Perceptions of African-American Middle and High School Students About Stuttering

Susan Roesti1, Glen Tellis1, and Rodney Gable2
1Indiana University of Pennsylvania, Dept. of Special Education, 259 Davis Hall, Indiana, PA I 5 705
2Bowling Green State University, 242 Health Centetg Dept of Communication Disorders, Bowling Green, OH, 43402

SUMMARY

The Stuttering Inventory for African-American Students was administered to 168 African-American middle and high school students to determine their perceptions about stuttering. Results indicate that the scale is a reliable and valid instrument. The 25-item, three-factor scale adequately examines concepts that relate to perceptions, causes of, cures for, reactions to stuttering, and social perceptions about stuttering. Results also indicate that females are more likely than males to disagree about the causes of, cures for, and reactions to stuttering and that the race of the therapist is not important when treating persons who stutter. Implications for assessment and treatment are discussed.

  1. Introduction
There has been a growing interest in gathering information about African-American perceptions about stuttering (Cooper & Cooper, 1998; Leith & Mims, 1975; Robinson & Crowe, 1998, Madding, 1995; Tellis, 2002; Tellis & Tellis, 2003). African-Americans are the second largest minority in the United States (U.S. Bureau of the Census, 2000). According to the recent U.S. Census estimates there are 33.9 million African-Americans in the United States, or about 13% of the total U.S. population (U.S. Bureau of the Census, 2000). By 2050, it is projected that the African-American population will increase to 15% of the U.S. population (Day, 1996). Experts have indicated that the prevalence of stuttering in the population is about 1% (Bloodstein, 1995); however, prevalence estimates of 2.8% for African-American high school students who stutter (Gillespie & Cooper, 1973) and 2% for African-American preschoolers who stutter (Proctor et al., 2001) have been reported.

Results from previous studies indicate that some African-Americans may believe that stuttering may be caused: when a mother eats improper foods while nursing, when an infant looks in a mirror, if a child is tickled too much, if a child gets a haircut before saying the first word. Other causes that African-Americans attribute to stuttering include: a mother seeing a snake during pregnancy, a mother dropping a baby, a child being scared, and a dog biting a child (Robinson & Crowe, 1998). According to Madding (1995), a majority of African-Americans males in her study indicated that they were less likely to date or marry a person who stutters. Also, white-collar African-American workers reported they were less likely to mock or make fun of a person who stutters.
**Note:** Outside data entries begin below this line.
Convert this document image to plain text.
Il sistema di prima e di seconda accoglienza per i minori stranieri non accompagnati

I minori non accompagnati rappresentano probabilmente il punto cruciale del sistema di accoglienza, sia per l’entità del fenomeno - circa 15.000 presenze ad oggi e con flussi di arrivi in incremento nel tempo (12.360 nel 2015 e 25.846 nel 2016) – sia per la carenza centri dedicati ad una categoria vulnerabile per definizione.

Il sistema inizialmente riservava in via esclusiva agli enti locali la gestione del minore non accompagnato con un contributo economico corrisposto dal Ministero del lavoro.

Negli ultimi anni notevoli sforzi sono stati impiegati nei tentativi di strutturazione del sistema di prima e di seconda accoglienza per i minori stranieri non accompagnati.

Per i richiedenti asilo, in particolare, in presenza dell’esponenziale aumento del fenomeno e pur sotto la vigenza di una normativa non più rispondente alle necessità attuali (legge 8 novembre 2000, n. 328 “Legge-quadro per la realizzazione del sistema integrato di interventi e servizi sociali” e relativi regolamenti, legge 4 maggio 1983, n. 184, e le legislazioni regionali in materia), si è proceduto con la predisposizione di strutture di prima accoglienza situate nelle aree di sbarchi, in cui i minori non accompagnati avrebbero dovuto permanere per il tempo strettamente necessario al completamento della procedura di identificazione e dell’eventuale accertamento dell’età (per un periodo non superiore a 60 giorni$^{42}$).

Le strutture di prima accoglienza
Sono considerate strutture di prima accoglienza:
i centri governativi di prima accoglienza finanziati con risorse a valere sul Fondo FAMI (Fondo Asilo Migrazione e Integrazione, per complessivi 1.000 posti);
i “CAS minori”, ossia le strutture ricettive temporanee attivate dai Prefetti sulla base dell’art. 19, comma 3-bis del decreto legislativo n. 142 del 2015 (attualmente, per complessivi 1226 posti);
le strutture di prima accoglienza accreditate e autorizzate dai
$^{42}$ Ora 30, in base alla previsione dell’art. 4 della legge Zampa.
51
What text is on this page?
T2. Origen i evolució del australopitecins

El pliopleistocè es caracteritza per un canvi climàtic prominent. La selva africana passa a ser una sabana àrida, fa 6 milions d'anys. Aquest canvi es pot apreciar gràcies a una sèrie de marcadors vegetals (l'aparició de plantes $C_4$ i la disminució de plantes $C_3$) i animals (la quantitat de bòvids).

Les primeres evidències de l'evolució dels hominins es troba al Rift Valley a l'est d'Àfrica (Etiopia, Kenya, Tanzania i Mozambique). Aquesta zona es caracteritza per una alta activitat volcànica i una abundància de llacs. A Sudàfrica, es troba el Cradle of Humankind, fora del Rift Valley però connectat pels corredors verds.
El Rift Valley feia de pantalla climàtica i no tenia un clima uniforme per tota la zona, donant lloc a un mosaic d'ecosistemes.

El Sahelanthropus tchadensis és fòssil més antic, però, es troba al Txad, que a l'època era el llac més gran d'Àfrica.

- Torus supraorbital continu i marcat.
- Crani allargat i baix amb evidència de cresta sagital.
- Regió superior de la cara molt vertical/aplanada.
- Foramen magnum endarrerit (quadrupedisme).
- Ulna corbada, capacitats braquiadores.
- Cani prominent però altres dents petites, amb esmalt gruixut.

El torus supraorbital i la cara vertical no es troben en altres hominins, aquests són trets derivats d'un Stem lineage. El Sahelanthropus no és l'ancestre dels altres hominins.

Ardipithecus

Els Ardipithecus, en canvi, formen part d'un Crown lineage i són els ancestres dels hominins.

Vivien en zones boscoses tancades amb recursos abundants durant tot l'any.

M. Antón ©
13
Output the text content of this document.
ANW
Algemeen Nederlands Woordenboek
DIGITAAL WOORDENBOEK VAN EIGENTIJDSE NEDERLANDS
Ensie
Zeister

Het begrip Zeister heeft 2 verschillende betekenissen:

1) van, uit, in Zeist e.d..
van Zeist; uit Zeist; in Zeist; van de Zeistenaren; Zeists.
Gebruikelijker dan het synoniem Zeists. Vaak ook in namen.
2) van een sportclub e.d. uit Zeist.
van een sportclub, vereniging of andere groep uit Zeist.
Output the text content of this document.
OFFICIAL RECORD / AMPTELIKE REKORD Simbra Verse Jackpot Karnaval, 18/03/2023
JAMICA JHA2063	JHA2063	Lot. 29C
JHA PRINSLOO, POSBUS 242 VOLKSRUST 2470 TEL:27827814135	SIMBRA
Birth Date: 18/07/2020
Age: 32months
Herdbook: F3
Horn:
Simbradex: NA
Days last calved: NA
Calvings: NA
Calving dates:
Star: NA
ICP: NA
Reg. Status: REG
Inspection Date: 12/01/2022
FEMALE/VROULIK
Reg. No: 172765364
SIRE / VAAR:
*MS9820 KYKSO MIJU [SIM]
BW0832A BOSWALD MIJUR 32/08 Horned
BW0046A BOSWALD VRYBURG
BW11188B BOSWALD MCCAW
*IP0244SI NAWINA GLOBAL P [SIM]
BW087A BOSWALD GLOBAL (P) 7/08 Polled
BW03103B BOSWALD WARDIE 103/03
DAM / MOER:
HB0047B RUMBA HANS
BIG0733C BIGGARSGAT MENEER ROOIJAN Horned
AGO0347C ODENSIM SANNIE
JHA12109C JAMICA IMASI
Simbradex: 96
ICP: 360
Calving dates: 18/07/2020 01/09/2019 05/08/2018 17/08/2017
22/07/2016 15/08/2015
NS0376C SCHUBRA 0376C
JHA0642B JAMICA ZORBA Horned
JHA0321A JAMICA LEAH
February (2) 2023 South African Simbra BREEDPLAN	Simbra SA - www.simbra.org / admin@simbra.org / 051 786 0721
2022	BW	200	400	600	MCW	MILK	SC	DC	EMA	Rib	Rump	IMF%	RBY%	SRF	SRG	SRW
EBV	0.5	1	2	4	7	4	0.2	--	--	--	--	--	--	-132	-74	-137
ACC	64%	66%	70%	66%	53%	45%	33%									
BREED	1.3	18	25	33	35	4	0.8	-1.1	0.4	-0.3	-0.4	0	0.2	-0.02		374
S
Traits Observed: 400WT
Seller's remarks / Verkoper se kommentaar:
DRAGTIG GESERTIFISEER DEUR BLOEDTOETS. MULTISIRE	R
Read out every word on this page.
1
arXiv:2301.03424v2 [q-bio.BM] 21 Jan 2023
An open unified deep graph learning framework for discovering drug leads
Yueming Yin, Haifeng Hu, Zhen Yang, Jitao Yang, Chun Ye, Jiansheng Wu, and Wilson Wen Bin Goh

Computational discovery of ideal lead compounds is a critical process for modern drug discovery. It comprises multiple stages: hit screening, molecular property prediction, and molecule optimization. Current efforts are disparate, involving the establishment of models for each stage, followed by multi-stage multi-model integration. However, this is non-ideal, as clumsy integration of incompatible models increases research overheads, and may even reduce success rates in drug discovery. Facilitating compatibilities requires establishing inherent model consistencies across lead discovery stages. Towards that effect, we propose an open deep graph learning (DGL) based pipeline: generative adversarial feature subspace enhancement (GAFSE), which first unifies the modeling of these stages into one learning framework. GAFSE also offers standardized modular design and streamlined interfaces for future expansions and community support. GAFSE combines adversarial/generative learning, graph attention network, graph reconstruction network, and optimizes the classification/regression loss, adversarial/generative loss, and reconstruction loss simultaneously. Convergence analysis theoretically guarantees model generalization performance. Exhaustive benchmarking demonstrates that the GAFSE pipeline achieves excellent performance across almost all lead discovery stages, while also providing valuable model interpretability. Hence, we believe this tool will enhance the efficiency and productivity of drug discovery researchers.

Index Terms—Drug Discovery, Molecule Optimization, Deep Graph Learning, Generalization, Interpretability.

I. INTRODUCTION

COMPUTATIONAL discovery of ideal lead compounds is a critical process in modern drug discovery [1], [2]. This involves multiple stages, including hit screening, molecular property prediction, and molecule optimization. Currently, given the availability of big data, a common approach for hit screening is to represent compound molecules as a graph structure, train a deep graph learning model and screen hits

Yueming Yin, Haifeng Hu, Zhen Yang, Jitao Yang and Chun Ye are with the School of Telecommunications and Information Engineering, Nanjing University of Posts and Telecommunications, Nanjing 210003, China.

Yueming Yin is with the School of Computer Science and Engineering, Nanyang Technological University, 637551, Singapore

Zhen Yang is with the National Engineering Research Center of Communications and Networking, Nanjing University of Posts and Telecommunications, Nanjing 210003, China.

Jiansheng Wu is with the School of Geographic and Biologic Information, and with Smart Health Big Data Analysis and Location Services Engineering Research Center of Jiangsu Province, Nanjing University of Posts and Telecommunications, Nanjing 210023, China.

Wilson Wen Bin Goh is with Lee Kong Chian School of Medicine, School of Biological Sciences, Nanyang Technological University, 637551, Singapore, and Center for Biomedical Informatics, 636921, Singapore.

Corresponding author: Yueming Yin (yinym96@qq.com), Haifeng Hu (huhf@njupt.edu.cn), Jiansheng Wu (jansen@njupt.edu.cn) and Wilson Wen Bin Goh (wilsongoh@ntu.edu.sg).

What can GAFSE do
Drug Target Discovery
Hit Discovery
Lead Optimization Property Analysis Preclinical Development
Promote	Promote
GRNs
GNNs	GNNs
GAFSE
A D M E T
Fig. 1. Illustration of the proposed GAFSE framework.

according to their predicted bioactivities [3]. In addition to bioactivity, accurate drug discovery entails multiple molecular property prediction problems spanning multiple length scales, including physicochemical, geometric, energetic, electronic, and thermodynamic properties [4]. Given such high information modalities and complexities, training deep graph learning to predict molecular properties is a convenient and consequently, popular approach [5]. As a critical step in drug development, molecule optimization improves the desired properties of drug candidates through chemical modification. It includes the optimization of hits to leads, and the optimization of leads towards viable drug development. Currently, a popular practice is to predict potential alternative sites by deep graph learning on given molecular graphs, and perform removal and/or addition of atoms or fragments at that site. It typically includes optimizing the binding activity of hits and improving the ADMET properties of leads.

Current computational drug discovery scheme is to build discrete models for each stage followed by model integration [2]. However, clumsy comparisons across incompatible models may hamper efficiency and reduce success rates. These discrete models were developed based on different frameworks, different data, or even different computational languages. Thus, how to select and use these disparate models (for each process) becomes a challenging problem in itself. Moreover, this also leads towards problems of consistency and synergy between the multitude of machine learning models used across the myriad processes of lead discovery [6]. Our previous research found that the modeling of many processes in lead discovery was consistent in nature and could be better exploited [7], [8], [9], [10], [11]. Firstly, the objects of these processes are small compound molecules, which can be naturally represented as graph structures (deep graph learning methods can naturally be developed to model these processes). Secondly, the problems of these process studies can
The previous studies are important, however, there are a few drawbacks. A limitation of the Robinson and Crowe (1998) study is that the authors obtained data from the Children’s National Medical Center in Washington, DC but did not test the information empirically. Madding (1995) failed to conduct test-retest reliability or factor analysis in her study. In the present study, the Stuttering Inventory for African-Americans Students (Roesti & Tellis, 2001) was designed to measure African-American student perceptions about stuttering. This scale was specifically administered to middle and high school students. Factor analysis, reliability, and validity measures were performed.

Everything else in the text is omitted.